Fausto refusant de jouer en défense centrale, l’équipe forme une sorte de WW, variante du WM, où les deux intérieurs jouent en position plus basse que dans
le 2-3-5 et où Fausto évolue entre la défense et le milieu.
A noter la présence de trois Argentins : Villa, Arcadio López et Valido.

Dans les compositions d’époque reprises par les journaux, Flamengo est présenté en pyramide inversée alors que sur le terrain, le WM et ses variantes sont observables. La diagonale peut être inversée avec Zizinho en position plus basse, Peracio plus proche des attaquants.
Ce schéma naît d’un constat : la supériorité numérique des attaquants pose d’insolubles problèmes aux équipes brésiliennes quand le niveau s’élève, la Coupe du monde 1938 et les raclées administrées par l’Albiceleste en Copa Roca l’attestent. Deux et même trois défenseurs ne suffisent pas à endiguer trois ou quatre cracks combinant vitesse et dextérité. Cela vaut pour Flamengo où Flávio Costa doit composer avec Domingos da Guia, aussi talentueux balle au pied que douteux défensivement. Lors de la tournée en Argentine de février 1941, le Mengão prend l’eau (7-0 contre un combiné de Rosario et 6-5 face à Independiente). Le technicien conçoit alors un WM où les deux milieux et les deux intérieurs n’évoluent plus sur la même ligne : le milieu le plus bas couvre le côté gauche et se comporte comme un quatrième défenseur à la perte du ballon alors que l’intérieur le plus haut s’insère dans la ligne d’attaque en phase offensive. Ces positions asymétriques créent une diagonale allant du milieu gauche à l’ailier droit et facilitent les ajustements à opérer dans les phases de transition. Dès le match suivant, face à San Lorenzo, Flamengo s’impose 2-0.
Il suffit de regarder le schéma pour constater que ce sont les prémices du 4-2-4 qu’Ondino Viera, Zezé Moreira, Gentil Cardoso ou Martím Francisco vont peu à peu généraliser au Brésil en parallèle de son développement en Europe.
En dotant Flamengo d’un cadre compatible avec la créativité des Brésiliens, en favorisant le mouvement au cœur du jeu (en rupture avec les standards du 2-3-5 où le milieu central est un pivot statique), Flávio Costa se constitue un palmarès : quatre championnats cariocas (1939 devant le Botafogo de Dori Kürschner, puis trois consécutifs entre 1942 et 1944).
De l’Expresso da Vitória au Maracanaço
En 1947, alors qu’il dirige déjà la Seleção, une proposition somptuaire du président de Vasco mène Flávio Costa aux commandes de l’Expresso da Vitória, une des plus grandes concentrations de talents du football brésilien (Barbosa, Augusto, Ely, Danilo, Ademir, Friaça). Pour exiger le meilleur de joueurs déjà accoutumés aux innovations tactiques par un de ses prédécesseurs à Vasco, Ondino Viera, il leur impose un cadre où les ordres ne se discutent pas dans une approche militaire du commandement n’ayant rien d’allégorique.

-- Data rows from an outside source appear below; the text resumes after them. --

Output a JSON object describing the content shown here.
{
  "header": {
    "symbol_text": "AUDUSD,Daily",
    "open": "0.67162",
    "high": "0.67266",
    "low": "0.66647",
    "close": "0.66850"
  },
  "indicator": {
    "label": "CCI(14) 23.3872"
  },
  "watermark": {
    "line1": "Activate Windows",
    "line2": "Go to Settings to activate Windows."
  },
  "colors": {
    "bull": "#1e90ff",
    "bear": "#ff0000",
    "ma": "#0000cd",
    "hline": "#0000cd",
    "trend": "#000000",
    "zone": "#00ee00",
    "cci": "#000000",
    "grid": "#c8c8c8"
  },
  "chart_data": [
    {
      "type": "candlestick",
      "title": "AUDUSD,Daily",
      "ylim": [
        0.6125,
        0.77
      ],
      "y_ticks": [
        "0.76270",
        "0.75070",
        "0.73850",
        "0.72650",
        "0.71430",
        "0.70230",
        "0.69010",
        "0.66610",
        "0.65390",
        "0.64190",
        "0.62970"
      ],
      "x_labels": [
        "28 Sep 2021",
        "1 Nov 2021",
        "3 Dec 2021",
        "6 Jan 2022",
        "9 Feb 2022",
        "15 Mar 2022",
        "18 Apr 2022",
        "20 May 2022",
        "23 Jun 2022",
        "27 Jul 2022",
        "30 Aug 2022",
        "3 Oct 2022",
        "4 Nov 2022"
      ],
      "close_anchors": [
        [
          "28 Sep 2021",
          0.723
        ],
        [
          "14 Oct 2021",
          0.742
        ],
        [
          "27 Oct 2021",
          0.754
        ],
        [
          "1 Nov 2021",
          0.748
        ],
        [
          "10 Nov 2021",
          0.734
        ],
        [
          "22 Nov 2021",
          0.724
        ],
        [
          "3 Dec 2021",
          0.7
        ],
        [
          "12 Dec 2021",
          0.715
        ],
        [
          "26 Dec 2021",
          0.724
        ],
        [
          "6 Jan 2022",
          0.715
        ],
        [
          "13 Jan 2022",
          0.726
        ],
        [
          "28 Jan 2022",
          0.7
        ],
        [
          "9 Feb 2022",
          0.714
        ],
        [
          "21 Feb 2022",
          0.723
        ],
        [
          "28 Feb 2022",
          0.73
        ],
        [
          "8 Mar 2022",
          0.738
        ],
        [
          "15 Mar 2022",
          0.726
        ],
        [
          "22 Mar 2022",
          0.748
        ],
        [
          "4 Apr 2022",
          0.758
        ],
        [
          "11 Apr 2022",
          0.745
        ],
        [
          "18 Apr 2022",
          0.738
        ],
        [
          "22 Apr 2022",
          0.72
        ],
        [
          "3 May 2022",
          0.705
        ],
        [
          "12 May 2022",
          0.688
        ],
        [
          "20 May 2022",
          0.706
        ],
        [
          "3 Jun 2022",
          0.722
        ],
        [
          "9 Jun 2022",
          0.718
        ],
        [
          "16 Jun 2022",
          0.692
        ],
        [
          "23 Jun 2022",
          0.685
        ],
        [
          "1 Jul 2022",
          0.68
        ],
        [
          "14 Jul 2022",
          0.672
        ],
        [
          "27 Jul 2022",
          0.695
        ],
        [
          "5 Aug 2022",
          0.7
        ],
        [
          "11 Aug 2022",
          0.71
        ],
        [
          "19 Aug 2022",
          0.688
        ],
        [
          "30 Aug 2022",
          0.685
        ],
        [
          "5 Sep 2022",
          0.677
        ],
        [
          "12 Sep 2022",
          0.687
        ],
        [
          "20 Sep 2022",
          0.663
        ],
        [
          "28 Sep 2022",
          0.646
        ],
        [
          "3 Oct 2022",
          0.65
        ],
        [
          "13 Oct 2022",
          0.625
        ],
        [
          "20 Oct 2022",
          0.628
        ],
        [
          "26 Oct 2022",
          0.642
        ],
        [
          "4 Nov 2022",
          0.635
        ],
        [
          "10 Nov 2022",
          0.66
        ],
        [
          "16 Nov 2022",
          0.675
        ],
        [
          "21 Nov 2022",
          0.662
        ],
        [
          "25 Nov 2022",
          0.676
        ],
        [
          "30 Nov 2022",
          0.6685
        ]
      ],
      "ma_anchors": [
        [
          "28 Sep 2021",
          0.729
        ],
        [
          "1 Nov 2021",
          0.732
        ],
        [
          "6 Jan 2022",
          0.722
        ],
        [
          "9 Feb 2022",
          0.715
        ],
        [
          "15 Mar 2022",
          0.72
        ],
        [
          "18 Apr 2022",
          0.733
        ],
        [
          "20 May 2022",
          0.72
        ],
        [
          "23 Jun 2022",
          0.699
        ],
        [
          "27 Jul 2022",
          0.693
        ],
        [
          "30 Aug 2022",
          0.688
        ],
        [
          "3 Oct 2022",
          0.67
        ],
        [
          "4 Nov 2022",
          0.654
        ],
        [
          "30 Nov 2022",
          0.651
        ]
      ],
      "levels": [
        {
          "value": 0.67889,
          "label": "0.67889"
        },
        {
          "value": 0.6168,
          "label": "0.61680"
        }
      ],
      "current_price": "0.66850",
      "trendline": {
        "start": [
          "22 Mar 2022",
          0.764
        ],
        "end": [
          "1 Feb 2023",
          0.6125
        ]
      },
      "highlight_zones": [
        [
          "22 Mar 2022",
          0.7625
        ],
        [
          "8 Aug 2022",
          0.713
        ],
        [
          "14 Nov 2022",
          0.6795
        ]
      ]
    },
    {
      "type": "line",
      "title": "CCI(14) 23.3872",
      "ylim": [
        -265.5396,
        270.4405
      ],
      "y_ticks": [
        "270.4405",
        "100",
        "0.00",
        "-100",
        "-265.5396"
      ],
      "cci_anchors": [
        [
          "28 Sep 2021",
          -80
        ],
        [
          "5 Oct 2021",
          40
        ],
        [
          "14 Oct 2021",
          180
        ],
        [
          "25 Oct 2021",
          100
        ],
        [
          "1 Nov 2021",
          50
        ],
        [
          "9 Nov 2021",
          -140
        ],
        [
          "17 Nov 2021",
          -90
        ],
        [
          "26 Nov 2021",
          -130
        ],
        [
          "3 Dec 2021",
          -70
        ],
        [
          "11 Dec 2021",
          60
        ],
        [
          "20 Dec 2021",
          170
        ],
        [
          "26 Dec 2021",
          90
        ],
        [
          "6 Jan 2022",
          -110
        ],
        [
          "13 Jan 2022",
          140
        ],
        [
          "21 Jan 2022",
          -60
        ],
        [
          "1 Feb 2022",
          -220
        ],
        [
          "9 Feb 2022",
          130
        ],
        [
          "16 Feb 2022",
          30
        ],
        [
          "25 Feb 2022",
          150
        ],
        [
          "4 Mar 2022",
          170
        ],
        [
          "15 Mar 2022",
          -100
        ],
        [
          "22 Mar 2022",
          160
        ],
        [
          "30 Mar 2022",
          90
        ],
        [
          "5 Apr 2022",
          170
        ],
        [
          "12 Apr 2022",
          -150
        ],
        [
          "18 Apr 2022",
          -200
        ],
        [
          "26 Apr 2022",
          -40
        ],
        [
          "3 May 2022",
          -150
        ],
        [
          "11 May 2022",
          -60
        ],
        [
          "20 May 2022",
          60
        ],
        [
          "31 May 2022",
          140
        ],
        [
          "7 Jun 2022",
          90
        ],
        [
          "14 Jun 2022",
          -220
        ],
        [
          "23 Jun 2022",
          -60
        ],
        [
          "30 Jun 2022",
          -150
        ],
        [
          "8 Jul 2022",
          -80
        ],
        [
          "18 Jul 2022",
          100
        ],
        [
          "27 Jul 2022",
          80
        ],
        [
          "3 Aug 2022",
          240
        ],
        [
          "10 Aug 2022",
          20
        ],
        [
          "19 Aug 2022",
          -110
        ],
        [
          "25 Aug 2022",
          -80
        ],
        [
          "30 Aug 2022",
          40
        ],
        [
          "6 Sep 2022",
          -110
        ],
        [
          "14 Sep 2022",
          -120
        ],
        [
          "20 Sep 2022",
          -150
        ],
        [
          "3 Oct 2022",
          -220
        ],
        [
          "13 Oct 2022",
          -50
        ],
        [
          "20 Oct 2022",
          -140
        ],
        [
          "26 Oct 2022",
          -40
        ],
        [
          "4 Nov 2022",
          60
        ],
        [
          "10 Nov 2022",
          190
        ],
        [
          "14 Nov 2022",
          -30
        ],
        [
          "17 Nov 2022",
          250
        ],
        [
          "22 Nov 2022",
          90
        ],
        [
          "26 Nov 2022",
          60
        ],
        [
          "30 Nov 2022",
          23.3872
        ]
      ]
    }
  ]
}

Outre des titres cariocas, l’Expresso rafle en 1948 un premier sacre continental, le championnat sudaméricain des clubs champions – l’ancêtre de la Copa Libertadores – devant la Máquina de River Plate, le Club Nacional et Colo-Colo.
Avec la Seleção, Costa obtient un des plus grands triomphes brésiliens en décembre 1945, 6-2 face à l’Albiceleste. En 1949, sans grande opposition en raison des grèves de footballeurs en Argentine et en Uruguay, il conquiert la Copa América, la première du Brésil depuis 1922. Puis vient la Coupe du monde 1950, l’intransigeante préparation physique, la pression médiatique, les enjeux politiques, l’interventionnisme de l’armée et du commandant Martinelli, dirigeant de Botafogo et membre du comité de sélection désireux d’ajuster la liste des 22 Brésiliens… Mais O Ditador ne conçoit aucune entorse à son hégémonie, refuse de justifier ses choix à des joueurs avec lesquels il ne craint pas le défi physique[4] et décourage toute tentative d’ingérence en menaçant de démissionner. Seul maître à bord, il exige de ses hommes une absolue soumission aux règles qu’il édicte lui-même, des stricts régimes alimentaires aux détails vestimentaires interdisant les bas baissés ou les maillots extraits du short, comme s’il s’agissait de soldats en uniforme. L’opinion publique et la presse ne s’offusquent pas de ce climat de terreur, encore affectées par les écarts à la discipline de quelques membres de la Seleção lors de la Coupe du monde 1938.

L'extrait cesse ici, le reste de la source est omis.